Film thickness of 50 to 150 [n
m] of the tungsten thin film 4 is formed. By setting the gas pressure of the argon gas to 5 to 15 [mTorr], the internal stress of the tungsten thin film 4 becomes a compressive stress. Therefore, considering the tensile stress of the tungsten thin film 3, the film thickness of the tungsten thin film 4 whose internal stress is compressive stress is 50
By setting the thickness to 150 [nm], the total internal stress of the tungsten thin films 3 and 4 becomes small.

As a result, the tungsten thin films 3 and 4 have small internal stress and high adhesion to the gate oxide film 2. Therefore, by using the tungsten thin films 3 and 4 for the gate electrode, a high-frequency MOS transistor (transistor whose operating frequency is 100 [MHz] or more) suitable for mass production with stable high-frequency characteristics with stable operation and stable operation. Can be obtained.

In this embodiment, the Ar gas has a gas pressure of 20 to 25 [mTorr] and 5 to 15 [mTorr], and the tungsten thin films 3 and 4 are deposited once under each gas pressure. The formed film is not limited to this, but the deposited film thickness and the number of depositions may be appropriately set according to the required film thickness and internal stress. However, considering the influence of internal stress, the thickness of the tungsten thin film in one deposition is 150
It is preferably [nm] or less. Further, in the embodiment, the film thickness of the gate oxide film 2 is set to 20 to 200 [nm]. However, the thinner the film thickness of the gate oxide film 2 is, the more the internal stress of the tungsten thin films 2 and 3 affects the gate oxide film 2. The effect of the present invention can be remarkably obtained by setting the thickness of the oxide film 2 to 100 [nm] or less.

[0025]

According to the method of manufacturing a semiconductor device of the present invention, the gas pressure of argon gas is adjusted to 15 by the sputtering method.
Alternately set to the front and back values at ~ 20 [mTorr],
By stacking at least two tungsten thin films having a predetermined thickness for each gas pressure, it is possible to form a tungsten thin film having low internal stress and high adhesion to an oxide film.

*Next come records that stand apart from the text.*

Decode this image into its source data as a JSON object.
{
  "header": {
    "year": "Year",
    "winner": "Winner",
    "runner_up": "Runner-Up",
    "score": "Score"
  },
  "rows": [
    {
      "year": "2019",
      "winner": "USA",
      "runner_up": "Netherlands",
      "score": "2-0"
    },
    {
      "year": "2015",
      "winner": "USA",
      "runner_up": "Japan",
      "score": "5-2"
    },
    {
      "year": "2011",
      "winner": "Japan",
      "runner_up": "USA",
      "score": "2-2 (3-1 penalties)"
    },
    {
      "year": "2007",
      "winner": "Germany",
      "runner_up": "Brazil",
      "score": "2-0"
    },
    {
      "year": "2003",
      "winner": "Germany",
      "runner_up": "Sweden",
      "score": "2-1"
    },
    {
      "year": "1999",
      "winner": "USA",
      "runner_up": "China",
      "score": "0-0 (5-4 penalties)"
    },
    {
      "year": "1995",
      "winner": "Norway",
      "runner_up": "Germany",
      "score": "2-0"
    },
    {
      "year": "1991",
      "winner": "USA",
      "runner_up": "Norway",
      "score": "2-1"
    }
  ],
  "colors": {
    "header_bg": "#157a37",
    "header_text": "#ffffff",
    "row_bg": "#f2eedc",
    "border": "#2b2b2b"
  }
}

As a result, by using this tungsten thin film for the gate electrode, the threshold voltage is stable, the operation is stable, the high-frequency characteristics are good, and the high-frequency MOS transistor suitable for mass production (the operating frequency is 100 [MHz] or more). Transistor) can be obtained.

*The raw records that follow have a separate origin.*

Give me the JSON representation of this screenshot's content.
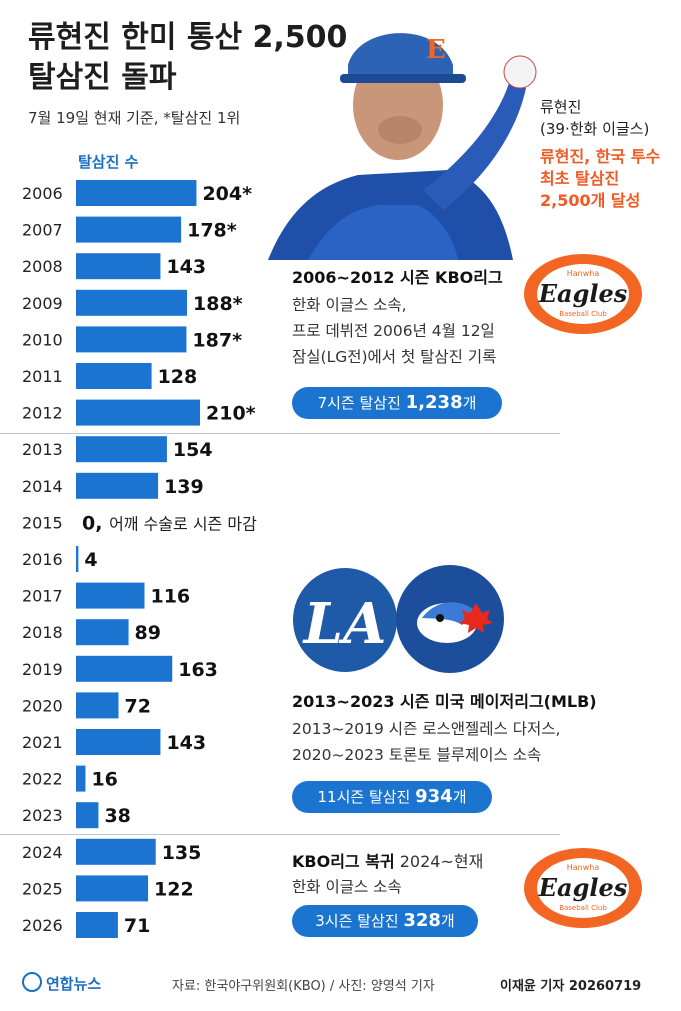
{
  "header": {
    "title": "류현진 한미 통산 2,500탈삼진 돌파",
    "subtitle": "7월 19일 현재 기준, *탈삼진 1위",
    "axis_label": "탈삼진 수"
  },
  "player": {
    "name": "류현진",
    "team": "(39·한화 이글스)",
    "headline": "류현진, 한국 투수 최초 탈삼진 2,500개 달성"
  },
  "sections": [
    {
      "title": "2006~2012 시즌 KBO리그",
      "desc1": "한화 이글스 소속,",
      "desc2": "프로 데뷔전 2006년 4월 12일",
      "desc3": "잠실(LG전)에서 첫 탈삼진 기록",
      "pill_prefix": "7시즌 탈삼진 ",
      "pill_value": "1,238",
      "pill_suffix": "개"
    },
    {
      "title": "2013~2023 시즌 미국 메이저리그(MLB)",
      "desc1": "2013~2019 시즌 로스앤젤레스 다저스,",
      "desc2": "2020~2023 토론토 블루제이스 소속",
      "pill_prefix": "11시즌 탈삼진 ",
      "pill_value": "934",
      "pill_suffix": "개"
    },
    {
      "title": "KBO리그 복귀",
      "title_rest": " 2024~현재",
      "desc1": "한화 이글스 소속",
      "pill_prefix": "3시즌 탈삼진 ",
      "pill_value": "328",
      "pill_suffix": "개"
    }
  ],
  "logos": {
    "eagles_small": "Hanwha",
    "eagles_main": "Eagles",
    "eagles_sub": "Baseball Club",
    "dodgers": "LA",
    "eagles_color": "#f26522",
    "dodgers_color": "#1e5aa8",
    "bluejays_color": "#1d4e9b"
  },
  "footer": {
    "brand": "연합뉴스",
    "source": "자료: 한국야구위원회(KBO) / 사진: 양영석 기자",
    "credit": "이재윤 기자 20260719"
  },
  "chart_data": {
    "type": "bar",
    "orientation": "horizontal",
    "categories": [
      "2006",
      "2007",
      "2008",
      "2009",
      "2010",
      "2011",
      "2012",
      "2013",
      "2014",
      "2015",
      "2016",
      "2017",
      "2018",
      "2019",
      "2020",
      "2021",
      "2022",
      "2023",
      "2024",
      "2025",
      "2026"
    ],
    "values": [
      204,
      178,
      143,
      188,
      187,
      128,
      210,
      154,
      139,
      0,
      4,
      116,
      89,
      163,
      72,
      143,
      16,
      38,
      135,
      122,
      71
    ],
    "value_labels": [
      "204*",
      "178*",
      "143",
      "188*",
      "187*",
      "128",
      "210*",
      "154",
      "139",
      "0",
      "4",
      "116",
      "89",
      "163",
      "72",
      "143",
      "16",
      "38",
      "135",
      "122",
      "71"
    ],
    "annotations": [
      {
        "category": "2015",
        "text": "어깨 수술로 시즌 마감"
      }
    ],
    "bar_color": "#1b75d0",
    "xlim": [
      0,
      210
    ]
  }
}
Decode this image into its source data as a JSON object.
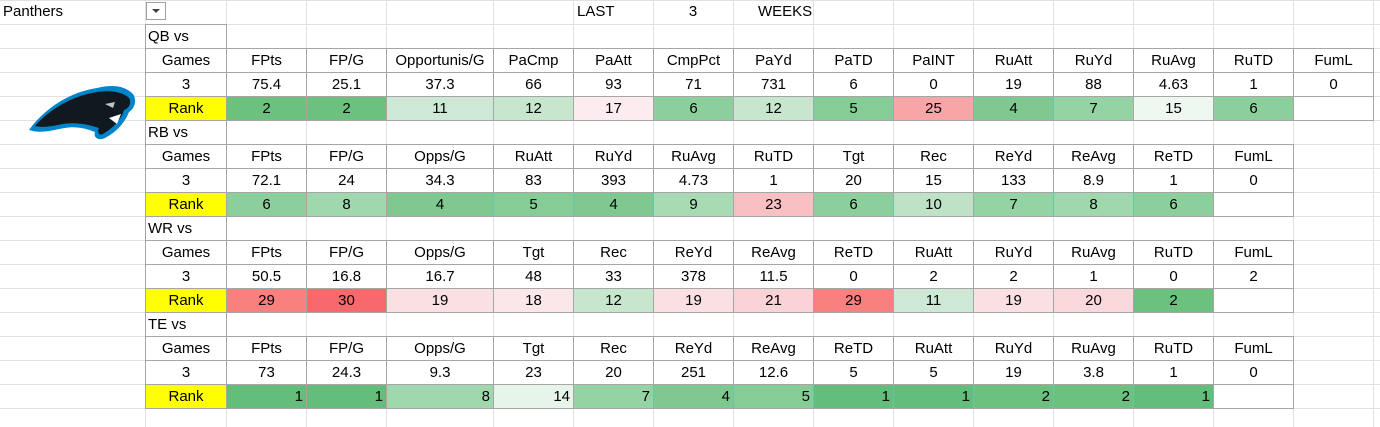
{
  "header": {
    "team": "Panthers",
    "last": "LAST",
    "weeks_count": 3,
    "weeks": "WEEKS"
  },
  "sections": [
    {
      "title": "QB vs",
      "columns": [
        "Games",
        "FPts",
        "FP/G",
        "Opportunis/G",
        "PaCmp",
        "PaAtt",
        "CmpPct",
        "PaYd",
        "PaTD",
        "PaINT",
        "RuAtt",
        "RuYd",
        "RuAvg",
        "RuTD",
        "FumL"
      ],
      "values": [
        3,
        75.4,
        25.1,
        37.3,
        66,
        93,
        71,
        731,
        6,
        0,
        19,
        88,
        4.63,
        1,
        0
      ],
      "rank_label": "Rank",
      "ranks": [
        2,
        2,
        11,
        12,
        17,
        6,
        12,
        5,
        25,
        4,
        7,
        15,
        6
      ],
      "rank_colors": [
        "#6cc17f",
        "#6cc17f",
        "#cde8d4",
        "#c6e6ce",
        "#fcecef",
        "#8ccf9c",
        "#c6e6ce",
        "#85cc96",
        "#f8a5a8",
        "#7fc991",
        "#95d3a4",
        "#eff7f1",
        "#8ccf9c"
      ],
      "rank_align": "center"
    },
    {
      "title": "RB vs",
      "columns": [
        "Games",
        "FPts",
        "FP/G",
        "Opps/G",
        "RuAtt",
        "RuYd",
        "RuAvg",
        "RuTD",
        "Tgt",
        "Rec",
        "ReYd",
        "ReAvg",
        "ReTD",
        "FumL"
      ],
      "values": [
        3,
        72.1,
        24,
        34.3,
        83,
        393,
        4.73,
        1,
        20,
        15,
        133,
        8.9,
        1,
        0
      ],
      "rank_label": "Rank",
      "ranks": [
        6,
        8,
        4,
        5,
        4,
        9,
        23,
        6,
        10,
        7,
        8,
        6
      ],
      "rank_colors": [
        "#8ccf9c",
        "#a0d8ad",
        "#7fc991",
        "#85cc96",
        "#7fc991",
        "#a8dbb3",
        "#f9c0c3",
        "#8ccf9c",
        "#bde2c6",
        "#95d3a4",
        "#a0d8ad",
        "#8ccf9c"
      ],
      "rank_align": "center"
    },
    {
      "title": "WR vs",
      "columns": [
        "Games",
        "FPts",
        "FP/G",
        "Opps/G",
        "Tgt",
        "Rec",
        "ReYd",
        "ReAvg",
        "ReTD",
        "RuAtt",
        "RuYd",
        "RuAvg",
        "RuTD",
        "FumL"
      ],
      "values": [
        3,
        50.5,
        16.8,
        16.7,
        48,
        33,
        378,
        11.5,
        0,
        2,
        2,
        1,
        0,
        2
      ],
      "rank_label": "Rank",
      "ranks": [
        29,
        30,
        19,
        18,
        12,
        19,
        21,
        29,
        11,
        19,
        20,
        2
      ],
      "rank_colors": [
        "#f8807f",
        "#f8696b",
        "#fbe0e3",
        "#fbe6e9",
        "#c6e6ce",
        "#fbe0e3",
        "#fbd2d5",
        "#f8807f",
        "#cde8d4",
        "#fbe0e3",
        "#fbd8db",
        "#6cc17f"
      ],
      "rank_align": "center"
    },
    {
      "title": "TE vs",
      "columns": [
        "Games",
        "FPts",
        "FP/G",
        "Opps/G",
        "Tgt",
        "Rec",
        "ReYd",
        "ReAvg",
        "ReTD",
        "RuAtt",
        "RuYd",
        "RuAvg",
        "RuTD",
        "FumL"
      ],
      "values": [
        3,
        73,
        24.3,
        9.3,
        23,
        20,
        251,
        12.6,
        5,
        5,
        19,
        3.8,
        1,
        0
      ],
      "rank_label": "Rank",
      "ranks": [
        1,
        1,
        8,
        14,
        7,
        4,
        5,
        1,
        1,
        2,
        2,
        1
      ],
      "rank_colors": [
        "#63be7b",
        "#63be7b",
        "#a0d8ad",
        "#e6f4ea",
        "#95d3a4",
        "#7fc991",
        "#85cc96",
        "#63be7b",
        "#63be7b",
        "#6cc17f",
        "#6cc17f",
        "#63be7b"
      ],
      "rank_align": "right"
    }
  ]
}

[Brief description of drawings]

1A to 1D are cross-sectional views in order of the processes, for illustrating a method for manufacturing a semiconductor device according to an embodiment of the present invention.

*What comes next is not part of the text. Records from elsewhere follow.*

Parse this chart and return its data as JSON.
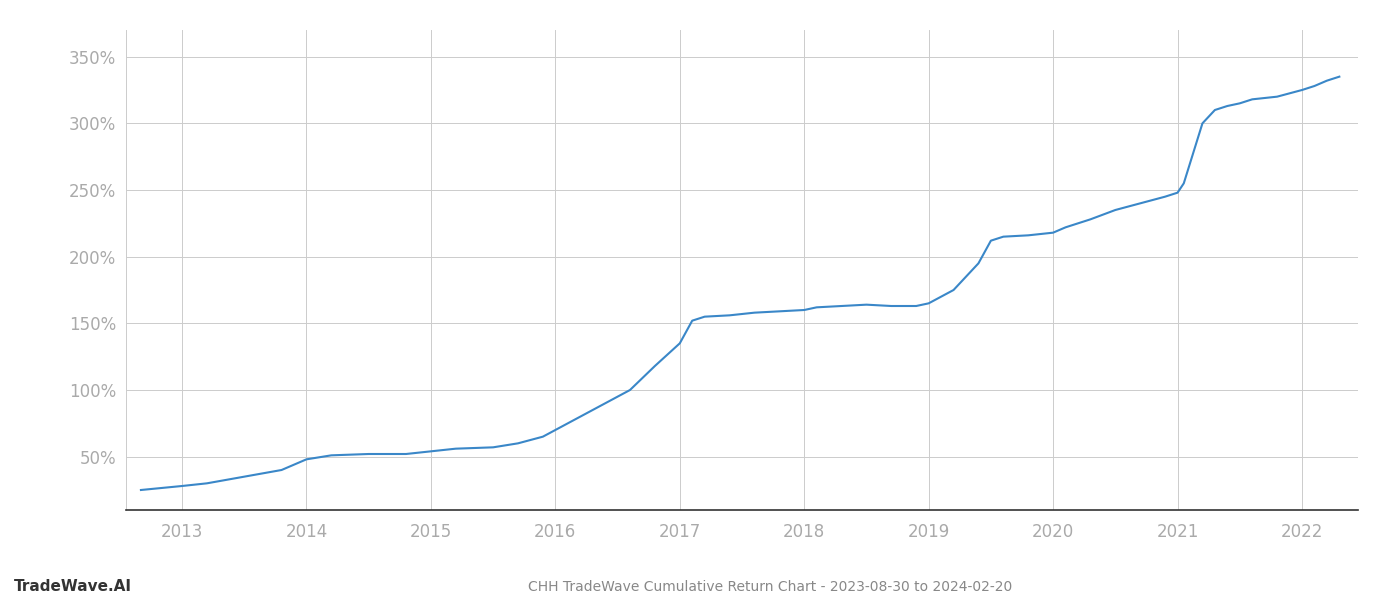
{
  "title": "CHH TradeWave Cumulative Return Chart - 2023-08-30 to 2024-02-20",
  "watermark": "TradeWave.AI",
  "line_color": "#3a87c8",
  "background_color": "#ffffff",
  "grid_color": "#cccccc",
  "x_years": [
    2013,
    2014,
    2015,
    2016,
    2017,
    2018,
    2019,
    2020,
    2021,
    2022
  ],
  "y_ticks": [
    50,
    100,
    150,
    200,
    250,
    300,
    350
  ],
  "xlim": [
    2012.55,
    2022.45
  ],
  "ylim": [
    10,
    370
  ],
  "data_points": [
    [
      2012.67,
      25
    ],
    [
      2013.0,
      28
    ],
    [
      2013.2,
      30
    ],
    [
      2013.5,
      35
    ],
    [
      2013.8,
      40
    ],
    [
      2014.0,
      48
    ],
    [
      2014.2,
      51
    ],
    [
      2014.5,
      52
    ],
    [
      2014.8,
      52
    ],
    [
      2015.0,
      54
    ],
    [
      2015.1,
      55
    ],
    [
      2015.2,
      56
    ],
    [
      2015.5,
      57
    ],
    [
      2015.7,
      60
    ],
    [
      2015.9,
      65
    ],
    [
      2016.0,
      70
    ],
    [
      2016.2,
      80
    ],
    [
      2016.4,
      90
    ],
    [
      2016.6,
      100
    ],
    [
      2016.8,
      118
    ],
    [
      2017.0,
      135
    ],
    [
      2017.1,
      152
    ],
    [
      2017.2,
      155
    ],
    [
      2017.4,
      156
    ],
    [
      2017.6,
      158
    ],
    [
      2017.8,
      159
    ],
    [
      2018.0,
      160
    ],
    [
      2018.1,
      162
    ],
    [
      2018.3,
      163
    ],
    [
      2018.5,
      164
    ],
    [
      2018.7,
      163
    ],
    [
      2018.9,
      163
    ],
    [
      2019.0,
      165
    ],
    [
      2019.2,
      175
    ],
    [
      2019.4,
      195
    ],
    [
      2019.5,
      212
    ],
    [
      2019.6,
      215
    ],
    [
      2019.8,
      216
    ],
    [
      2019.9,
      217
    ],
    [
      2020.0,
      218
    ],
    [
      2020.1,
      222
    ],
    [
      2020.3,
      228
    ],
    [
      2020.5,
      235
    ],
    [
      2020.7,
      240
    ],
    [
      2020.9,
      245
    ],
    [
      2021.0,
      248
    ],
    [
      2021.05,
      255
    ],
    [
      2021.1,
      270
    ],
    [
      2021.2,
      300
    ],
    [
      2021.3,
      310
    ],
    [
      2021.4,
      313
    ],
    [
      2021.5,
      315
    ],
    [
      2021.6,
      318
    ],
    [
      2021.8,
      320
    ],
    [
      2022.0,
      325
    ],
    [
      2022.1,
      328
    ],
    [
      2022.2,
      332
    ],
    [
      2022.3,
      335
    ]
  ]
}
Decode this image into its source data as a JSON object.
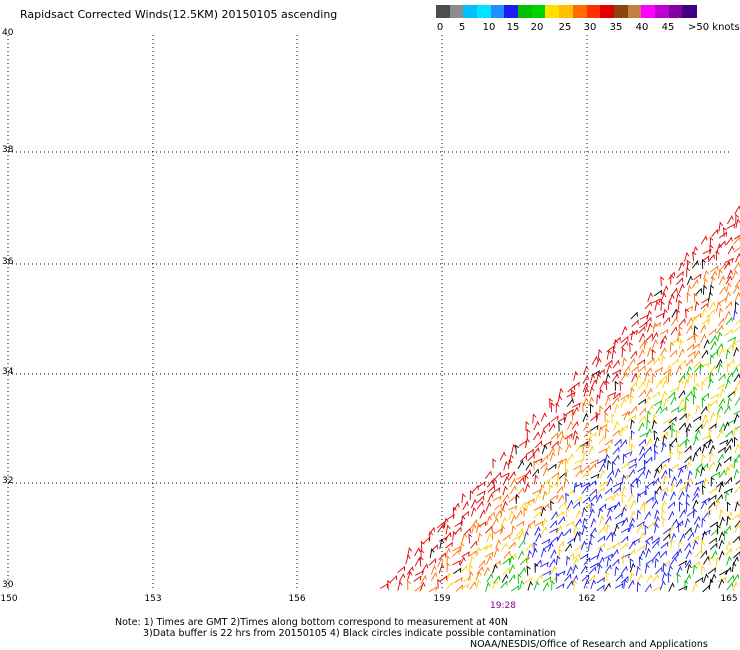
{
  "title": "Rapidsact Corrected Winds(12.5KM) 20150105 ascending",
  "legend": {
    "colors": [
      "#4d4d4d",
      "#8c8c8c",
      "#00bfff",
      "#00e5ff",
      "#1e90ff",
      "#1c1cf0",
      "#00c000",
      "#00d200",
      "#ffe000",
      "#ffc000",
      "#ff6c00",
      "#ff3000",
      "#e00000",
      "#8b4513",
      "#c08040",
      "#ff00ff",
      "#c000d0",
      "#8000a0",
      "#400080"
    ],
    "labels": [
      "0",
      "5",
      "10",
      "15",
      "20",
      "25",
      "30",
      "35",
      "40",
      "45",
      ">50 knots"
    ]
  },
  "y_labels": [
    "40",
    "38",
    "36",
    "34",
    "32",
    "30"
  ],
  "x_labels": [
    "150",
    "153",
    "156",
    "159",
    "162",
    "165"
  ],
  "pass_time": "19:28",
  "notes": {
    "line1": "Note: 1) Times are GMT 2)Times along bottom correspond to measurement at 40N",
    "line2": "3)Data buffer is 22 hrs from 20150105 4) Black circles indicate possible contamination",
    "credit": "NOAA/NESDIS/Office of Research and Applications"
  },
  "wind_colors": {
    "red": "#e00000",
    "orange": "#ff7000",
    "yellow": "#ffd000",
    "green": "#00c000",
    "blue": "#1c1cf0",
    "black": "#000000"
  }
}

FIG. 2 is a diagram showing the relationship between the gas pressure of argon gas and the internal stress of a tungsten thin film.

[Explanation of symbols]

 1 Silicon substrate 2 Gate oxide film (oxide film) 3 Tungsten thin film 4 Tungsten thin film

Claims (5)

[Claims] 1. A method of manufacturing a semiconductor device, comprising a step of forming a tungsten thin film by using an argon gas by a sputtering method, wherein the gas pressure of the argon gas is a value that fluctuates around 15 to 20 [mTorr]. And a tungsten thin film having a predetermined film thickness for each gas pressure is laminated at least two layers. 2. The thickness of each tungsten thin film is set to 150 [n
m] The method of manufacturing a semiconductor device according to claim 1, wherein 3. The method for manufacturing a semiconductor device according to claim 1, wherein a tungsten thin film is formed on the oxide film having a film thickness of 100 nm or less. 4. The method for manufacturing a semiconductor device according to claim 3, wherein the gas pressure is set to 15 [mTorr] or more and the first tungsten thin film is formed. 5. The film thickness of the first tungsten thin film is 10
5. The method for manufacturing a semiconductor device according to claim 3, wherein the thickness is set to 0 [nm] or less.